- Born: December 18, 1896 Pittsburgh, Pennsylvania, U.S.
- Died: April 16, 1986 (aged 89) Little Compton, Rhode Island, U.S.
- Education: Wheaton College Art Student League of New York
- Known for: Painting

= Molly Luce =

American painter (1896-1986)

Molly Luce (December 18, 1896 – April 16, 1986) was an American painter.

==Biography==
Born Marian Clark Luce in Pittsburgh, Luce grew up in Bethlehem, Pennsylvania, and in Plainfield and Glen Ridge, New Jersey, summering in Kingsville, Ohio. with her grandparents. She claimed that the first painting to affect her was The Horse Fair by Rosa Bonheur. She studied art at Wheaton College under Amy Otis, earning an associate degree in 1916. Further study followed at the Art Students League of New York under F. Luis Mora, George Bellows, and Kenneth Hayes Miller.

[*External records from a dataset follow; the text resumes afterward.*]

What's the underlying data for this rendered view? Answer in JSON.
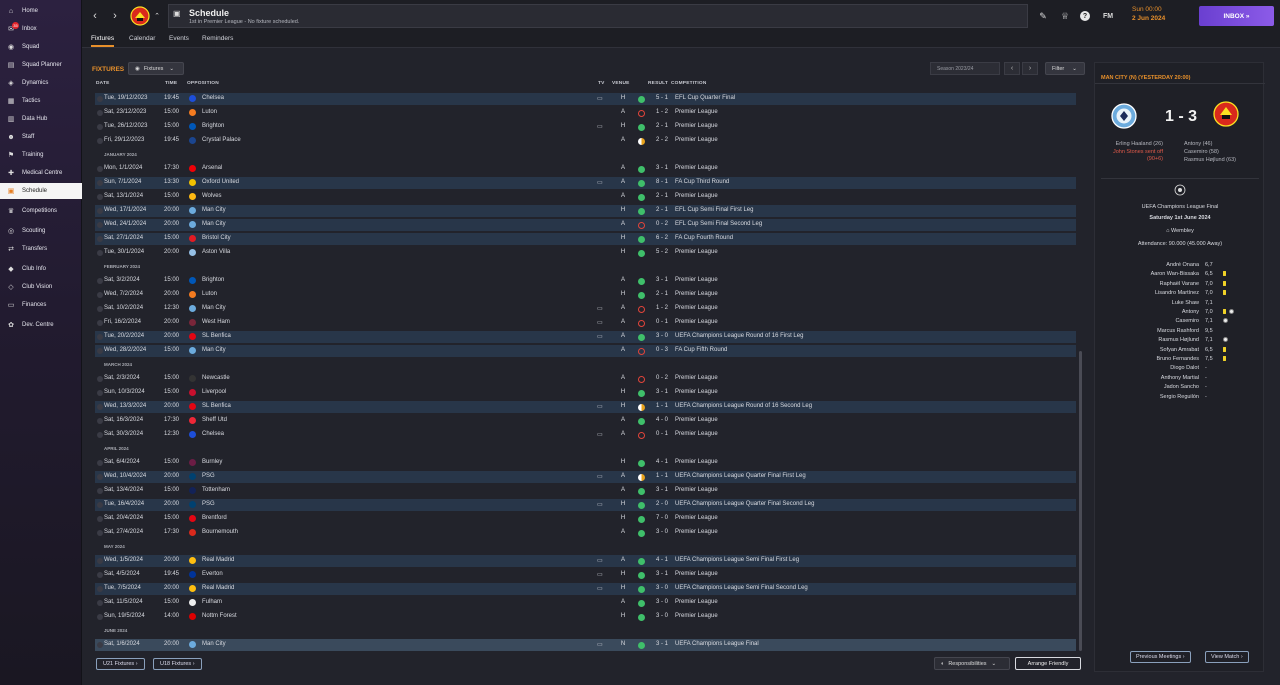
{
  "sidebar": {
    "items": [
      {
        "label": "Home",
        "icon": "home-icon",
        "glyph": "⌂"
      },
      {
        "label": "Inbox",
        "icon": "inbox-icon",
        "glyph": "✉",
        "badge": "35"
      },
      {
        "label": "Squad",
        "icon": "squad-icon",
        "glyph": "◉"
      },
      {
        "label": "Squad Planner",
        "icon": "squad-planner-icon",
        "glyph": "▤"
      },
      {
        "label": "Dynamics",
        "icon": "dynamics-icon",
        "glyph": "◈"
      },
      {
        "label": "Tactics",
        "icon": "tactics-icon",
        "glyph": "▦"
      },
      {
        "label": "Data Hub",
        "icon": "data-hub-icon",
        "glyph": "▥"
      },
      {
        "label": "Staff",
        "icon": "staff-icon",
        "glyph": "☻"
      },
      {
        "label": "Training",
        "icon": "training-icon",
        "glyph": "⚑"
      },
      {
        "label": "Medical Centre",
        "icon": "medical-icon",
        "glyph": "✚"
      },
      {
        "label": "Schedule",
        "icon": "calendar-icon",
        "glyph": "▣",
        "active": true
      },
      {
        "label": "Competitions",
        "icon": "trophy-icon",
        "glyph": "♛"
      },
      {
        "label": "Scouting",
        "icon": "scouting-icon",
        "glyph": "◎"
      },
      {
        "label": "Transfers",
        "icon": "transfers-icon",
        "glyph": "⇄"
      },
      {
        "label": "Club Info",
        "icon": "club-info-icon",
        "glyph": "◆"
      },
      {
        "label": "Club Vision",
        "icon": "club-vision-icon",
        "glyph": "◇"
      },
      {
        "label": "Finances",
        "icon": "finances-icon",
        "glyph": "▭"
      },
      {
        "label": "Dev. Centre",
        "icon": "dev-centre-icon",
        "glyph": "✿"
      }
    ]
  },
  "topbar": {
    "title": "Schedule",
    "subtitle": "1st in Premier League - No fixture scheduled.",
    "fm_label": "FM",
    "date_line1": "Sun 00:00",
    "date_line2": "2 Jun 2024",
    "inbox_label": "INBOX  »"
  },
  "tabs": [
    "Fixtures",
    "Calendar",
    "Events",
    "Reminders"
  ],
  "fixtures": {
    "title": "FIXTURES",
    "dropdown_label": "Fixtures",
    "season": "Season 2023/24",
    "filter_label": "Filter",
    "headers": {
      "date": "DATE",
      "time": "TIME",
      "opposition": "OPPOSITION",
      "tv": "TV",
      "venue": "VENUE",
      "result": "RESULT",
      "competition": "COMPETITION"
    },
    "rows": [
      {
        "type": "m",
        "date": "Tue, 19/12/2023",
        "time": "19:45",
        "opp": "Chelsea",
        "crest": "#1d4ed8",
        "tv": true,
        "venue": "H",
        "res": "W",
        "score": "5 - 1",
        "comp": "EFL Cup Quarter Final",
        "hl": true
      },
      {
        "type": "m",
        "date": "Sat, 23/12/2023",
        "time": "15:00",
        "opp": "Luton",
        "crest": "#f47b20",
        "tv": false,
        "venue": "A",
        "res": "L",
        "score": "1 - 2",
        "comp": "Premier League"
      },
      {
        "type": "m",
        "date": "Tue, 26/12/2023",
        "time": "15:00",
        "opp": "Brighton",
        "crest": "#0057b8",
        "tv": true,
        "venue": "H",
        "res": "W",
        "score": "2 - 1",
        "comp": "Premier League"
      },
      {
        "type": "m",
        "date": "Fri, 29/12/2023",
        "time": "19:45",
        "opp": "Crystal Palace",
        "crest": "#1b458f",
        "tv": false,
        "venue": "A",
        "res": "D",
        "score": "2 - 2",
        "comp": "Premier League"
      },
      {
        "type": "h",
        "label": "JANUARY 2024"
      },
      {
        "type": "m",
        "date": "Mon, 1/1/2024",
        "time": "17:30",
        "opp": "Arsenal",
        "crest": "#ef0107",
        "tv": false,
        "venue": "A",
        "res": "W",
        "score": "3 - 1",
        "comp": "Premier League"
      },
      {
        "type": "m",
        "date": "Sun, 7/1/2024",
        "time": "13:30",
        "opp": "Oxford United",
        "crest": "#f2c200",
        "tv": true,
        "venue": "A",
        "res": "W",
        "score": "8 - 1",
        "comp": "FA Cup Third Round",
        "hl": true
      },
      {
        "type": "m",
        "date": "Sat, 13/1/2024",
        "time": "15:00",
        "opp": "Wolves",
        "crest": "#fdb913",
        "tv": false,
        "venue": "A",
        "res": "W",
        "score": "2 - 1",
        "comp": "Premier League"
      },
      {
        "type": "m",
        "date": "Wed, 17/1/2024",
        "time": "20:00",
        "opp": "Man City",
        "crest": "#6cabdd",
        "tv": false,
        "venue": "H",
        "res": "W",
        "score": "2 - 1",
        "comp": "EFL Cup Semi Final First Leg",
        "hl": true
      },
      {
        "type": "m",
        "date": "Wed, 24/1/2024",
        "time": "20:00",
        "opp": "Man City",
        "crest": "#6cabdd",
        "tv": false,
        "venue": "A",
        "res": "L",
        "score": "0 - 2",
        "comp": "EFL Cup Semi Final Second Leg",
        "hl": true
      },
      {
        "type": "m",
        "date": "Sat, 27/1/2024",
        "time": "15:00",
        "opp": "Bristol City",
        "crest": "#e21b23",
        "tv": false,
        "venue": "H",
        "res": "W",
        "score": "6 - 2",
        "comp": "FA Cup Fourth Round",
        "hl": true
      },
      {
        "type": "m",
        "date": "Tue, 30/1/2024",
        "time": "20:00",
        "opp": "Aston Villa",
        "crest": "#95bfe5",
        "tv": false,
        "venue": "H",
        "res": "W",
        "score": "5 - 2",
        "comp": "Premier League"
      },
      {
        "type": "h",
        "label": "FEBRUARY 2024"
      },
      {
        "type": "m",
        "date": "Sat, 3/2/2024",
        "time": "15:00",
        "opp": "Brighton",
        "crest": "#0057b8",
        "tv": false,
        "venue": "A",
        "res": "W",
        "score": "3 - 1",
        "comp": "Premier League"
      },
      {
        "type": "m",
        "date": "Wed, 7/2/2024",
        "time": "20:00",
        "opp": "Luton",
        "crest": "#f47b20",
        "tv": false,
        "venue": "H",
        "res": "W",
        "score": "2 - 1",
        "comp": "Premier League"
      },
      {
        "type": "m",
        "date": "Sat, 10/2/2024",
        "time": "12:30",
        "opp": "Man City",
        "crest": "#6cabdd",
        "tv": true,
        "venue": "A",
        "res": "L",
        "score": "1 - 2",
        "comp": "Premier League"
      },
      {
        "type": "m",
        "date": "Fri, 16/2/2024",
        "time": "20:00",
        "opp": "West Ham",
        "crest": "#7a263a",
        "tv": true,
        "venue": "A",
        "res": "L",
        "score": "0 - 1",
        "comp": "Premier League"
      },
      {
        "type": "m",
        "date": "Tue, 20/2/2024",
        "time": "20:00",
        "opp": "SL Benfica",
        "crest": "#e30613",
        "tv": true,
        "venue": "A",
        "res": "W",
        "score": "3 - 0",
        "comp": "UEFA Champions League Round of 16 First Leg",
        "hl": true
      },
      {
        "type": "m",
        "date": "Wed, 28/2/2024",
        "time": "15:00",
        "opp": "Man City",
        "crest": "#6cabdd",
        "tv": false,
        "venue": "A",
        "res": "L",
        "score": "0 - 3",
        "comp": "FA Cup Fifth Round",
        "hl": true
      },
      {
        "type": "h",
        "label": "MARCH 2024"
      },
      {
        "type": "m",
        "date": "Sat, 2/3/2024",
        "time": "15:00",
        "opp": "Newcastle",
        "crest": "#333333",
        "tv": false,
        "venue": "A",
        "res": "L",
        "score": "0 - 2",
        "comp": "Premier League"
      },
      {
        "type": "m",
        "date": "Sun, 10/3/2024",
        "time": "15:00",
        "opp": "Liverpool",
        "crest": "#c8102e",
        "tv": false,
        "venue": "H",
        "res": "W",
        "score": "3 - 1",
        "comp": "Premier League"
      },
      {
        "type": "m",
        "date": "Wed, 13/3/2024",
        "time": "20:00",
        "opp": "SL Benfica",
        "crest": "#e30613",
        "tv": true,
        "venue": "H",
        "res": "D",
        "score": "1 - 1",
        "comp": "UEFA Champions League Round of 16 Second Leg",
        "hl": true
      },
      {
        "type": "m",
        "date": "Sat, 16/3/2024",
        "time": "17:30",
        "opp": "Sheff Utd",
        "crest": "#ee2737",
        "tv": false,
        "venue": "A",
        "res": "W",
        "score": "4 - 0",
        "comp": "Premier League"
      },
      {
        "type": "m",
        "date": "Sat, 30/3/2024",
        "time": "12:30",
        "opp": "Chelsea",
        "crest": "#1d4ed8",
        "tv": true,
        "venue": "A",
        "res": "L",
        "score": "0 - 1",
        "comp": "Premier League"
      },
      {
        "type": "h",
        "label": "APRIL 2024"
      },
      {
        "type": "m",
        "date": "Sat, 6/4/2024",
        "time": "15:00",
        "opp": "Burnley",
        "crest": "#6c1d45",
        "tv": false,
        "venue": "H",
        "res": "W",
        "score": "4 - 1",
        "comp": "Premier League"
      },
      {
        "type": "m",
        "date": "Wed, 10/4/2024",
        "time": "20:00",
        "opp": "PSG",
        "crest": "#004170",
        "tv": true,
        "venue": "A",
        "res": "D",
        "score": "1 - 1",
        "comp": "UEFA Champions League Quarter Final First Leg",
        "hl": true
      },
      {
        "type": "m",
        "date": "Sat, 13/4/2024",
        "time": "15:00",
        "opp": "Tottenham",
        "crest": "#132257",
        "tv": false,
        "venue": "A",
        "res": "W",
        "score": "3 - 1",
        "comp": "Premier League"
      },
      {
        "type": "m",
        "date": "Tue, 16/4/2024",
        "time": "20:00",
        "opp": "PSG",
        "crest": "#004170",
        "tv": true,
        "venue": "H",
        "res": "W",
        "score": "2 - 0",
        "comp": "UEFA Champions League Quarter Final Second Leg",
        "hl": true
      },
      {
        "type": "m",
        "date": "Sat, 20/4/2024",
        "time": "15:00",
        "opp": "Brentford",
        "crest": "#e30613",
        "tv": false,
        "venue": "H",
        "res": "W",
        "score": "7 - 0",
        "comp": "Premier League"
      },
      {
        "type": "m",
        "date": "Sat, 27/4/2024",
        "time": "17:30",
        "opp": "Bournemouth",
        "crest": "#da291c",
        "tv": false,
        "venue": "A",
        "res": "W",
        "score": "3 - 0",
        "comp": "Premier League"
      },
      {
        "type": "h",
        "label": "MAY 2024"
      },
      {
        "type": "m",
        "date": "Wed, 1/5/2024",
        "time": "20:00",
        "opp": "Real Madrid",
        "crest": "#febe10",
        "tv": true,
        "venue": "A",
        "res": "W",
        "score": "4 - 1",
        "comp": "UEFA Champions League Semi Final First Leg",
        "hl": true
      },
      {
        "type": "m",
        "date": "Sat, 4/5/2024",
        "time": "19:45",
        "opp": "Everton",
        "crest": "#003399",
        "tv": true,
        "venue": "H",
        "res": "W",
        "score": "3 - 1",
        "comp": "Premier League"
      },
      {
        "type": "m",
        "date": "Tue, 7/5/2024",
        "time": "20:00",
        "opp": "Real Madrid",
        "crest": "#febe10",
        "tv": true,
        "venue": "H",
        "res": "W",
        "score": "3 - 0",
        "comp": "UEFA Champions League Semi Final Second Leg",
        "hl": true
      },
      {
        "type": "m",
        "date": "Sat, 11/5/2024",
        "time": "15:00",
        "opp": "Fulham",
        "crest": "#eeeeee",
        "tv": false,
        "venue": "A",
        "res": "W",
        "score": "3 - 0",
        "comp": "Premier League"
      },
      {
        "type": "m",
        "date": "Sun, 19/5/2024",
        "time": "14:00",
        "opp": "Nottm Forest",
        "crest": "#dd0000",
        "tv": false,
        "venue": "H",
        "res": "W",
        "score": "3 - 0",
        "comp": "Premier League"
      },
      {
        "type": "h",
        "label": "JUNE 2024"
      },
      {
        "type": "m",
        "date": "Sat, 1/6/2024",
        "time": "20:00",
        "opp": "Man City",
        "crest": "#6cabdd",
        "tv": true,
        "venue": "N",
        "res": "W",
        "score": "3 - 1",
        "comp": "UEFA Champions League Final",
        "sel": true
      }
    ],
    "u21_label": "U21 Fixtures  ›",
    "u18_label": "U18 Fixtures  ›",
    "responsibilities_label": "Responsibilities",
    "friendly_label": "Arrange Friendly"
  },
  "match": {
    "header": "MAN CITY (N) (YESTERDAY 20:00)",
    "score": "1 - 3",
    "home_scorers": [
      {
        "text": "Erling Haaland (26)",
        "red": false
      },
      {
        "text": "John Stones sent off",
        "red": true
      },
      {
        "text": "(90+6)",
        "red": true
      }
    ],
    "away_scorers": [
      "Antony (46)",
      "Casemiro (58)",
      "Rasmus Højlund (63)"
    ],
    "competition": "UEFA Champions League Final",
    "date": "Saturday 1st June 2024",
    "venue": "Wembley",
    "attendance": "Attendance: 90.000 (45.000 Away)",
    "lineup": [
      {
        "name": "André Onana",
        "rating": "6,7",
        "ev": []
      },
      {
        "name": "Aaron Wan-Bissaka",
        "rating": "6,5",
        "ev": [
          "yc"
        ]
      },
      {
        "name": "Raphaël Varane",
        "rating": "7,0",
        "ev": [
          "yc"
        ]
      },
      {
        "name": "Lisandro Martínez",
        "rating": "7,0",
        "ev": [
          "yc"
        ]
      },
      {
        "name": "Luke Shaw",
        "rating": "7,1",
        "ev": []
      },
      {
        "name": "Antony",
        "rating": "7,0",
        "ev": [
          "yc",
          "ball"
        ]
      },
      {
        "name": "Casemiro",
        "rating": "7,1",
        "ev": [
          "ball"
        ]
      },
      {
        "name": "Marcus Rashford",
        "rating": "9,5",
        "ev": []
      },
      {
        "name": "Rasmus Højlund",
        "rating": "7,1",
        "ev": [
          "ball"
        ]
      },
      {
        "name": "Sofyan Amrabat",
        "rating": "6,5",
        "ev": [
          "yc"
        ]
      },
      {
        "name": "Bruno Fernandes",
        "rating": "7,5",
        "ev": [
          "yc"
        ]
      },
      {
        "name": "Diogo Dalot",
        "rating": "-",
        "ev": []
      },
      {
        "name": "Anthony Martial",
        "rating": "-",
        "ev": []
      },
      {
        "name": "Jadon Sancho",
        "rating": "-",
        "ev": []
      },
      {
        "name": "Sergio Reguilón",
        "rating": "-",
        "ev": []
      }
    ],
    "prev_meetings_label": "Previous Meetings  ›",
    "view_match_label": "View Match  ›"
  }
}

At the completion of her schooling in 1922–23, Luce traveled Europe, visiting France, Switzerland and Italy. Upon her return in 1924 she exhibited at the Whitney Studio Club; she would show work there and at its successor organization, the Whitney Museum of American Art, in the annual and biennial exhibitions up to 1950. She was one of the painters included in the Whitney Traveling Exhibition of 1925–26 as well. Luce lived in Minneapolis in 1925; the following year she married conservator and art historian Alan Burroughs of the Fogg Art Museum and moved to Cambridge, Massachusetts. In 1929 they moved to the suburb of Belmont, and in 1942 they purchased the house Threeways in Little Compton, Rhode Island, where both she and her husband died. In 1966 twenty of her paintings were exhibited in a one-woman show celebrating the 50th anniversary of the graduation of Wheaton's class of 1916.

Luce was described by critic Henry McBride as "the American Breughel", and her early style is reminiscent of that of Charles Burchfield; later paintings take a Precisionist approach. The Whitney Museum of American Art owns examples of her work, as does the Metropolitan Museum of Art, which reproduced Winter in the Suburbs as a Christmas card. Her painting Pennsylvania Coal Country of 1927, owned by the Carnegie Museum of Art, was included in the inaugural exhibition of the National Museum of Women in the Arts, American Women Artists 1830–1930, in 1987.

Luce's papers are held by Syracuse University. An oral history interview, recorded in 1981, is currently held by the Archives of American Art.